Each time you find yourself thinking you can’t, remind yourself that that this not you and you always were divinely guided and capable. So of course you can.
It is now time for you to become aware of it in the action, in the present moment. Whether you are grabbing that food unconsciously, drinking excessive alcohol, feeding off your worry or needing to control a situation etc, it just takes a minor second to bring it to your awareness.
It takes a second to shift your attention and ask yourself…

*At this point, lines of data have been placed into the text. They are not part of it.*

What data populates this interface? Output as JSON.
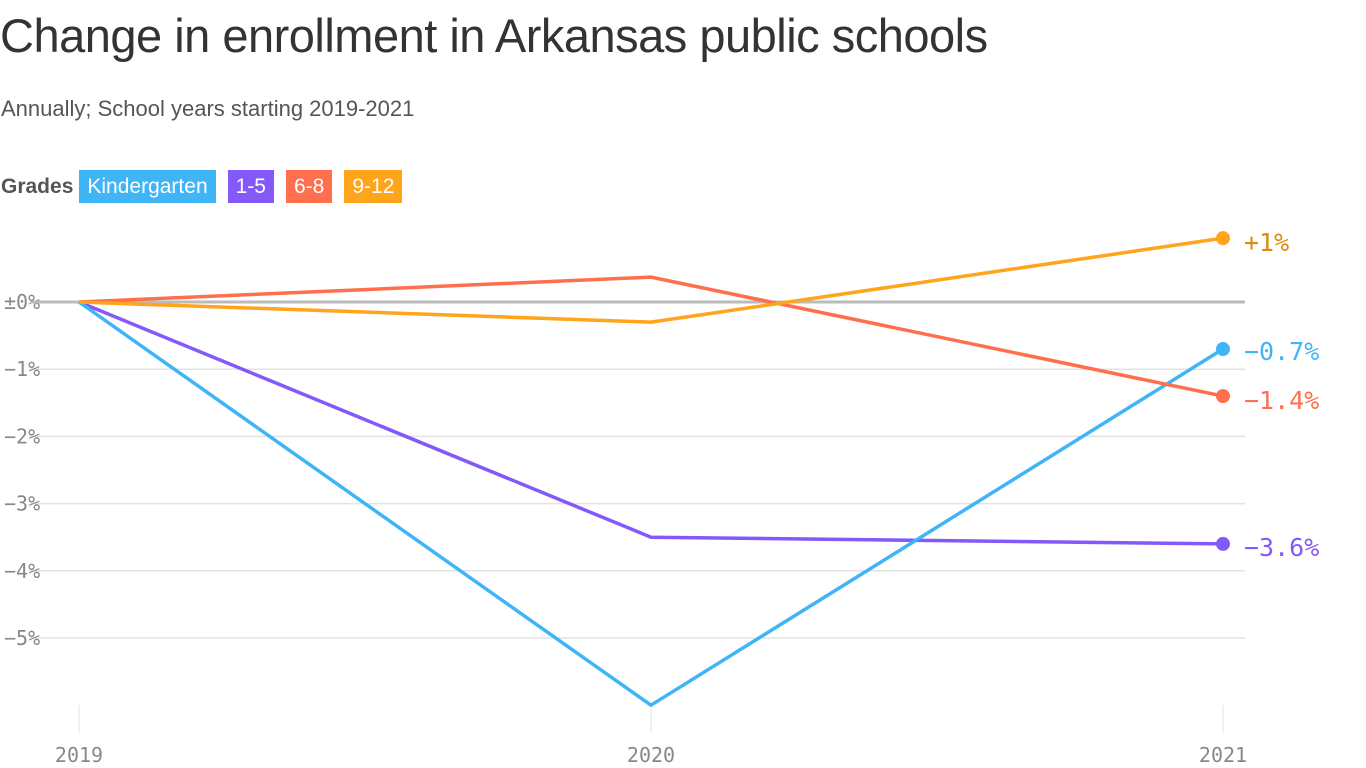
{
  "header": {
    "title": "Change in enrollment in Arkansas public schools",
    "subtitle": "Annually; School years starting 2019-2021"
  },
  "legend": {
    "label": "Grades",
    "items": [
      {
        "label": "Kindergarten",
        "color": "#3FB5F8"
      },
      {
        "label": "1-5",
        "color": "#8459F9"
      },
      {
        "label": "6-8",
        "color": "#FF6F4E"
      },
      {
        "label": "9-12",
        "color": "#FFA41B"
      }
    ]
  },
  "chart_data": {
    "type": "line",
    "title": "Change in enrollment in Arkansas public schools",
    "subtitle": "Annually; School years starting 2019-2021",
    "xlabel": "",
    "ylabel": "",
    "x": [
      "2019",
      "2020",
      "2021"
    ],
    "yticks": [
      "±0%",
      "−1%",
      "−2%",
      "−3%",
      "−4%",
      "−5%"
    ],
    "ytick_values": [
      0,
      -1,
      -2,
      -3,
      -4,
      -5
    ],
    "ylim": [
      -6.1,
      1.0
    ],
    "grid": true,
    "legend_position": "top-left",
    "series": [
      {
        "name": "Kindergarten",
        "color": "#3FB5F8",
        "values": [
          0,
          -6.0,
          -0.7
        ],
        "end_label": "−0.7%",
        "label_color": "#3FB5F8"
      },
      {
        "name": "1-5",
        "color": "#8459F9",
        "values": [
          0,
          -3.5,
          -3.6
        ],
        "end_label": "−3.6%",
        "label_color": "#8459F9"
      },
      {
        "name": "6-8",
        "color": "#FF6F4E",
        "values": [
          0,
          0.37,
          -1.4
        ],
        "end_label": "−1.4%",
        "label_color": "#FF6F4E"
      },
      {
        "name": "9-12",
        "color": "#FFA41B",
        "values": [
          0,
          -0.3,
          0.95
        ],
        "end_label": "+1%",
        "label_color": "#DB8A0C"
      }
    ]
  }
}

“Hang on, why did I just worry like that? Why am I eating when I am not hungry? Why did I walk away from the person I love when they are feeling vulnerable? Why do I think the worst case scenario?”
“Am I doing this because I am protecting myself or to feel safe right now? Does that wounded part of me need their security blanket? I am doing this because this is what I am comfortable or familiar with?”
It is not the person in front of you that did this to you, or made you feel like that nor it is not that little voice in your mind either.
Offer yourself space (in that split second) to feel what is happening. Notice what your body is doing, how it is reacting. And it is in that space where you take a moment to breathe deep from within. A deep breath from your lower abdomen and then let out a loud exhale. Don’t hold back with your breath. Really visualise the breath in your womb space/pelvic floor and watch the breath rise up to your heart, which is always there holding you. And exhale letting everything go.
Breathe again and really feel.
Everytime you can do this, you are providing more space for a new language of love to melt into your heart and body. You are creating a new dialogue with your brain and body that you are safe.
Now it is time to celebrate taking action to break an old habit, an old cycle or old addiction.
You are ready to slowly begin your new story and your new way of being because you know you have nothing to run from or patch up. Before you know it, with each step to creating space and gratitude for this part of you, the security blanket will slip away and you wont know where it is anymore.
And now that you have started this process, there is no turning back. You never go backward in healing.
Now remember, baby steps. Give yourself time, patience, love, gentleness. No one is asking you to perform miracles and neither should you. And always remember, healing always occurs in the discomfort. So if you are feeling uncomfortable and vulnerable, I applaud you.